A conquista do voto feminino resultou de um processo iniciado antes mesmo da proclamação da República. Embora a Constituição de 1891 vetasse o direito de voto aos analfabetos, mendigos, soldados e religiosos, sem mencionar as mulheres, elas ainda tiveram que lutar por mais de 40 anos para conquistar esse direito.
Dois episódios são ilustrativos das resistências usadas pelas mulheres. O primeiro deles aconteceu em 1885 quando a gaúcha Isabel de Sousa Matos, uma cirurgiã dentista requereu o alistamento eleitoral. Seu pedido estava amparado pela Lei Saraiva que garantia o direito de voto aos portadores de títulos científicos. Isabel conseguiu ganhar a demanda judicial em segunda instância. Com o advento da República e a convocação de eleições para a Assembléia Constituinte, Isabel, que na época estava morando no Rio de Janeiro, procurou a Comissão de Alistamento Eleitoral para fazer valer a sua conquista. Diante do fato inusitado de uma mulher pleitear o direito de se alistar, a comissão solicitou um parecer ao Ministro do Interior que fez uma negativa contundente: julgou absolutamente improcedente a reivindicação.
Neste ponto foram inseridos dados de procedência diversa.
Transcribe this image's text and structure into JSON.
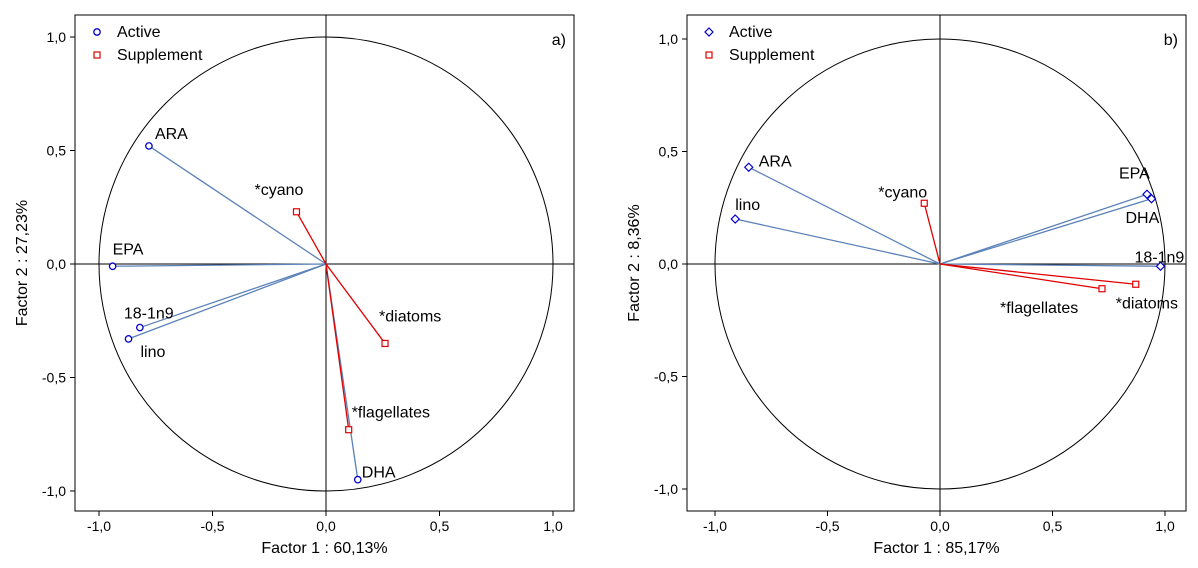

A luta prosseguiu. E foi também de outra Isabel a segunda tentativa. No caso, da baiana Isabel Dillon, primeira a apresentar-se como candidata a deputada na Constituinte de 1891. Ela argumentou que a Lei Eleitoral de 1890 não excluía as mulheres, uma vez que a mesma assegurava o direito de voto aos maiores de 21 anos que soubessem ler e escrever, sem referência explícita ao sexo do eleitor. Ela tonou publica sua candidatura e teve como plataforma eleitoral defender a opção religiosa, a ampla liberdade de pensamento e a aprovação de leis que protegessem a criança, a mulher e o operariado nascente. Não conseguiu sequer se alistar para votar.
Após muitas tentativas isoladas, surgem os primeiros grupos organizados de mulheres como o Partido Republicano Feminino, fundado em 1910 por Leolinda Daltro e outras feministas cariocas. Essa estratégia provocou debates, através de manifestações públicas que criticavam a “cidadania incompleta” das mulheres, gerando polêmicas e reações negativas por parte da imprensa. Contudo, foi a Federação Brasileira pelo Progresso Feminino, criada em 1922, e espalhada por diversos Estados brasileiros, a grande responsável pela campanha nacional em favor do voto feminino.
Bertha Lutz, Almerinda Gama, Carmen Portinho, Maria Luisa Bittencourt, Josefina Álvares de Azevedo, Jerônima Mesquita, Chiquinha Gonzaga, Natércia da Silveira e tantas outras feministas sufragistas constataram na prática, com indignação, que o engajamento nas lutas políticas e suas conquistas no campo da educação eram insuficientes para que os poderes constituídos reconhecessem seus direitos enquanto cidadãs. Lideradas por Bertha Lutz iniciaram um campanha aguerrida em várias frentes e cidades, usando a imprensa, as galerias da Câmara Federal, seminários, debates, manifestações artísticas e até panfletagem aérea, para sensibilizar os congressistas e ganhar a simpatia da população para a causa que defendiam. E conseguiram!
Demonstrando grande habilidade política e capacidade de articular alianças, foram aos poucos, conseguindo adesões em vários estados e espaços. É assim que, em 1927, a Lei Eleitoral do Rio Grande do Norte concede o direito de voto às mulheres norte-rio-grandenses, possibilitando que Celina Guimarães Viana e Julia Alves Barbosa se tornassem as primeiras eleitoras do Brasil e Alzira Soriano a primeira prefeita da América Latina, nas eleições de 1928. Um enorme passo!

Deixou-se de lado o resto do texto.